Wednesday, December 11, 2013

Sometimes the only way you can tell something is art is because it was made by an artist.

How's the weather up there, Mr. Lincoln?
Did you see 'Lincoln'? Go see it. 

Not the whole thing. The first five minutes will do. Go ahead. I'll be here when you get back.

Okay. Notice anything… funny? I'll give you a hint. It's the scene at the beginning, where Lincoln (Daniel Day-Lewis) is talking to the soldiers. Lincoln is sitting on a covered platform; the soldiers are standing on muddy ground. Tents are pitched around them. Campfires burn.

When we're looking at Lincoln, it's raining. Hard. That backlight thing Steven Spielberg likes so much –– with shafts of light that illuminate the weather –– makes it impossible not to notice. But when we're looking at the soldiers Lincoln is talking to –– same time, same conversation –– nary a drop is falling.

It's tempting to call this a mistake. It isn't. 

It's not a mistake because while in real life, we have to put up with whatever weather we're given, as directors we get to make whatever weather we want. 

If we want rain –– even if the forecast calls for a 90% chance –– we bring in water trucks and hire crew members to build and operate the rigging necessary to make it look natural. 

If we don't want rain it's a little easier. It takes a serious downpour to register as rain on film. Still, if there's money in the budget and we're not shooting in Southern California, we bring in tarps or silks and rigging and hire crew members to build and secure the rigging and light through and/or around it. 

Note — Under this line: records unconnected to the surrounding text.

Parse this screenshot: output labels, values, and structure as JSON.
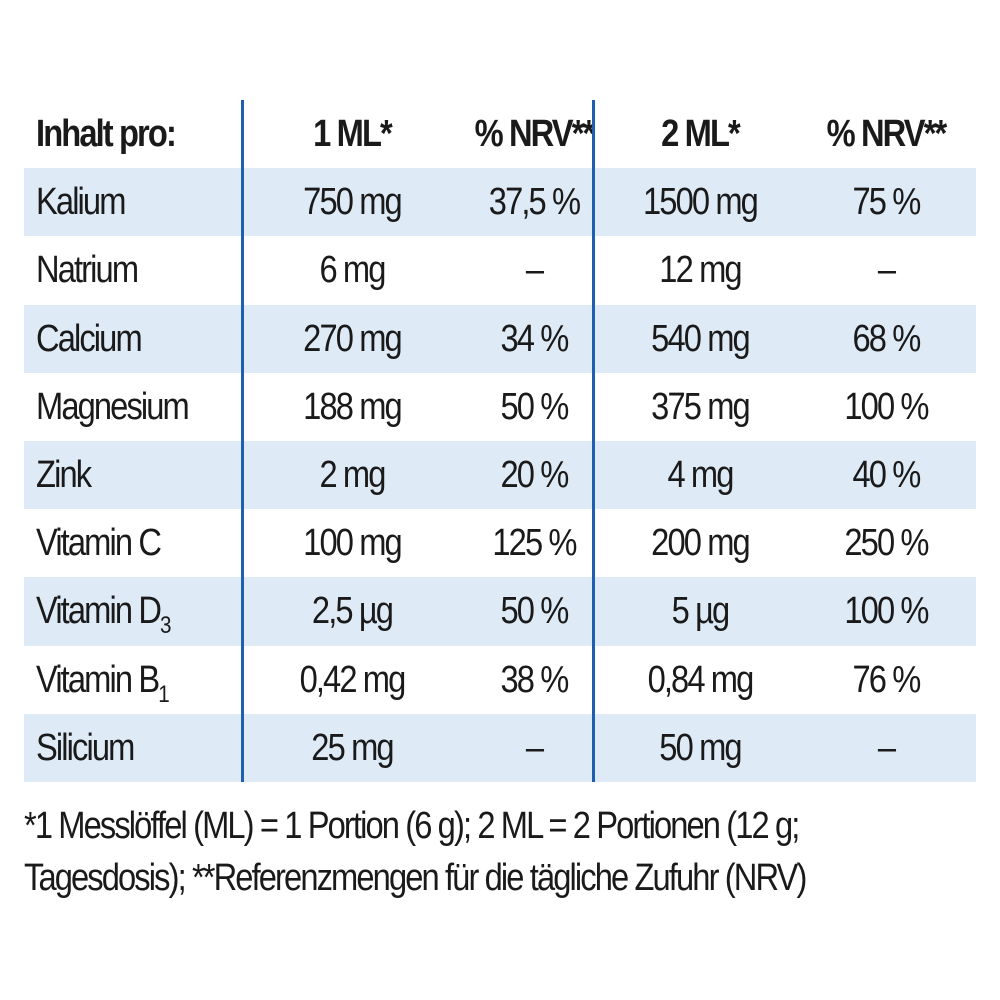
{
  "table": {
    "header": [
      "Inhalt pro:",
      "1 ML*",
      "% NRV**",
      "2 ML*",
      "% NRV**"
    ],
    "rows": [
      {
        "name": "Kalium",
        "sub": "",
        "ml1": "750 mg",
        "nrv1": "37,5 %",
        "ml2": "1500 mg",
        "nrv2": "75 %"
      },
      {
        "name": "Natrium",
        "sub": "",
        "ml1": "6 mg",
        "nrv1": "–",
        "ml2": "12 mg",
        "nrv2": "–"
      },
      {
        "name": "Calcium",
        "sub": "",
        "ml1": "270 mg",
        "nrv1": "34 %",
        "ml2": "540 mg",
        "nrv2": "68 %"
      },
      {
        "name": "Magnesium",
        "sub": "",
        "ml1": "188 mg",
        "nrv1": "50 %",
        "ml2": "375 mg",
        "nrv2": "100 %"
      },
      {
        "name": "Zink",
        "sub": "",
        "ml1": "2 mg",
        "nrv1": "20 %",
        "ml2": "4 mg",
        "nrv2": "40 %"
      },
      {
        "name": "Vitamin C",
        "sub": "",
        "ml1": "100 mg",
        "nrv1": "125 %",
        "ml2": "200 mg",
        "nrv2": "250 %"
      },
      {
        "name": "Vitamin D",
        "sub": "3",
        "ml1": "2,5 µg",
        "nrv1": "50 %",
        "ml2": "5 µg",
        "nrv2": "100 %"
      },
      {
        "name": "Vitamin B",
        "sub": "1",
        "ml1": "0,42 mg",
        "nrv1": "38 %",
        "ml2": "0,84 mg",
        "nrv2": "76 %"
      },
      {
        "name": "Silicium",
        "sub": "",
        "ml1": "25 mg",
        "nrv1": "–",
        "ml2": "50 mg",
        "nrv2": "–"
      }
    ]
  },
  "footnote": {
    "line1": "*1 Messlöffel (ML) = 1 Portion (6 g); 2 ML = 2 Portionen (12 g;",
    "line2": "Tagesdosis); **Referenzmengen für die tägliche Zufuhr (NRV)"
  },
  "colors": {
    "stripe": "#dfeaf7",
    "divider": "#1f5fb0",
    "text": "#1a1a1a"
  }
}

That's what we do. We make daytime look like night, winter look like summer, and sunny look like cloudy. 

This goes a long way toward explaining why movies are so damn expensive to make. 

When the UPM and the Assistant Director (Susan McNamara and Adam Somner) broke down the script for 'Lincoln' with Spielberg, they went through every single scene and asked Mr. Spielberg, among other things, whether he wanted any special weather effects. That's their job.

It’s the UPM’s job because it affects the budget. Rain takes trucks and water and rigs and all sorts of ancillary characters that need to be added to the number of people to be wrangled and fed and provided parking spots and restroom facilities on that day. It’s the AD’s job because it affects both the shooting schedule and the safety of the crew members and actors. The three of them have more than 100 films under their collective belts. This ain’t none of them's first rodeo.

Then there's the script supervisor whose job it is to make sure that continuity is maintained. When Anna Rane showed up on the day they shot that scene, she would have asked Mr. Spielberg if he was sure the scene was going to cut, what with rain when the camera was pointing in one direction and no rain in the other. You don't get to be script supervisor for Steven Spielberg by letting huge continuity lapses happen. 

And don't forget the crew. As in the entire crew. The gaffers who lit the scene. The grips who rigged it. Maybe they didn't all notice, but I'll bet some did. I guarantee you Ryan Cole did. He's the sound recordist who had to fight the sound of the rain in one shot and didn't have to deal with it in the reverse. 

I figure one of two things happened here: Either a) somebody made an announcement to the entire crew that yes, they knew the rain gag was going to be inconsistent, but that's what they were going for or b) Spielberg had to contend with a relentless parade of helpful people pointing out to him that they were shooting rain when there wasn't rain before or that they weren't shooting rain when there was rain before. 

I mean, seriously, if you were one of the more than 60 production assistants on this show –– even if it was your first time stepping onto a film set –– wouldn't you go out of your way to be helpful in hopes that you’ll impress someone enough be invited to the next one or get promoted to a better, higher-paying job?

No, I'm certain this scene was shot just the way Spielberg intended it to be. And it must have worked for the members of the Academy, too, because he got nominated for Best Director.

All of this is leading up to a point and the point is this: I don't get it.

I don't get what he was going for. I don't understand why you'd shoot a scene that is so clearly discontinuous. 

I suppose it's art. To me, it smells a lot like Kool-Aid.